In fact, this problem has been troublesome to computing professionals for decades.  There is an enormous variety of prebuilt software that can do almost any imaginable computation provided that the input is in files (for example tables represented in comma-separated value format, or files that list a series of values from some kind of sensor, or files written one per input, such as photos captured from an image sensor).  In contrast, there is little prebuilt software for incremental data feeds (settings in which programs need to run continuously and accept one new input at a time).

This is why so many developers prefer to store data into files, then carry out any needed analysis on the files.  But here we run into another issue: in today’s systems, the delay (latency) of the store-then-compute style of analysis is often very high.

Cornell University recently introduced its new Freeze-Frame File System to fill this gap. FFFS is able to accept streams of updates while fulfilling “temporal reads” on demand.   By running analytics on the files that FFFS captures, we can get the best of both worlds: high productivity through reuse of existing code, and ultra-low latency.  The key is that FFFS bridges between a model of continuously writing data into files and one of performing analysis on snapshots representing instants in time (much as if it was a file system backup system creating a backup after every single file update operation).
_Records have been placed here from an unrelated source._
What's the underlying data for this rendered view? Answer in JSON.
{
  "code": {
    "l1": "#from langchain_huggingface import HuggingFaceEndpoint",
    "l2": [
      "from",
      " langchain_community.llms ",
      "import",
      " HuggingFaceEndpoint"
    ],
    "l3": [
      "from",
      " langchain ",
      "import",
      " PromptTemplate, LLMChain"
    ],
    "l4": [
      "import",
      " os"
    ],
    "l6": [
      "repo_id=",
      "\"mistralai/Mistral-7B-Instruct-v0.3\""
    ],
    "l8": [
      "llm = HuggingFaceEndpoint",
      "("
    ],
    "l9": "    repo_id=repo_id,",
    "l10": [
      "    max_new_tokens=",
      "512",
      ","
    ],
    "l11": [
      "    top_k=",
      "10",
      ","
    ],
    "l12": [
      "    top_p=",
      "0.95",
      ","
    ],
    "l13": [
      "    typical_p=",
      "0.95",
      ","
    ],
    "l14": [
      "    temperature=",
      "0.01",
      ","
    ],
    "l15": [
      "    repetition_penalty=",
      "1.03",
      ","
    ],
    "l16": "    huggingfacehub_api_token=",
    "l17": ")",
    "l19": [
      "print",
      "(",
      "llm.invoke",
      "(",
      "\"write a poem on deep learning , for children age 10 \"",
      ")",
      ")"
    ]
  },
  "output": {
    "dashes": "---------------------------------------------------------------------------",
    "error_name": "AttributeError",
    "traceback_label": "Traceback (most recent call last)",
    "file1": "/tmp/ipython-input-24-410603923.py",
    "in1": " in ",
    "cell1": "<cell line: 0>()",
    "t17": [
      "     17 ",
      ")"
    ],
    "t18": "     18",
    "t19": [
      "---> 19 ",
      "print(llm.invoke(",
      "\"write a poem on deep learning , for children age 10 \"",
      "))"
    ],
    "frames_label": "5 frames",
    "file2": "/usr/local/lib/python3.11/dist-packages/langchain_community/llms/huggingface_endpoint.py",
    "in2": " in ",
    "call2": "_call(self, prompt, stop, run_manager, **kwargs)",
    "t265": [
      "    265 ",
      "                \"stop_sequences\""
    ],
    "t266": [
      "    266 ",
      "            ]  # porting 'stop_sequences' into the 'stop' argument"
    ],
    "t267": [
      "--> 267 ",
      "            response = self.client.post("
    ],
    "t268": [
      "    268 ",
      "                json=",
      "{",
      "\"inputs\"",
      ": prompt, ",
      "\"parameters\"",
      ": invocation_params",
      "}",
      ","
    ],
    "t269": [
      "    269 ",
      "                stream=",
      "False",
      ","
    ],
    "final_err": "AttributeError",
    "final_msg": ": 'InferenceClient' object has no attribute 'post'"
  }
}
  • The developer sees a standard file system.
  • Snapshots are available and will materialize past file state at any time desired.
  • The snapshots don’t need to be planned ahead of time, and look to the application like file system directories (folders), with the snapshot time embedded in the name.
  • Applications don’t need any modifications at all, and can run on these snapshots with extremely low delay between when data is captured and when the analysis runs.
  • The file system uses RDMA data transfers for extremely high speed.

The result is that even though the FFFS looks like standard file system, and supports a standard style of program that just stores data into files and then launches analytics that use those files as input, performance is often better than that of a custom data streaming solution.  This gives developers the best of two worlds: they can leverage existing file-oriented data analytics, but gain the performance of a custom-built data streaming solution!

How does FFFS do this?

Getting more technical, here are some of the key ideas used within FFFS:

  • The system maintains an updated history in the form of a memory-mapped log.
  • The system maintains an in-memory cache of recently retrieved data for repeat reads.
  • FFFS uses a hybrid of a real-time and a logical clock to respond to read requests in a manner that is both temporally precise and causally consistent.
  • When RDMA hardware is available, the write and read throughput of a single client reaches 2.6GB/s for writes and 5GB/s for reads, close to the limit (about 6GB/s) on the RDMA hardware used in the experiments summarized below.
  • The FFFS software is free and open-sourced, and can be used in any setting where a standard file system is used, including from the Spark/DataBricks platform, where it would be used just like the built-in HDFS.
  • FFFS can support any normal file-based analytic programs, so once the data is captured, existing analytic code will work as usual.
  • Dramatically better performance through utilization of Mellanox RDMA solutions. When RDMA is available, FFFS takes advantage of the hardware.  Any data read or written will be moved using zero-copy hardware rather than through standard kernel/user-space TCP.  For data-intensive uses, this offers a huge speedup compared to standard non-RDMA networking.
  • Ultra-accurate tracking of real-time for Internet of Things (IoT) applications.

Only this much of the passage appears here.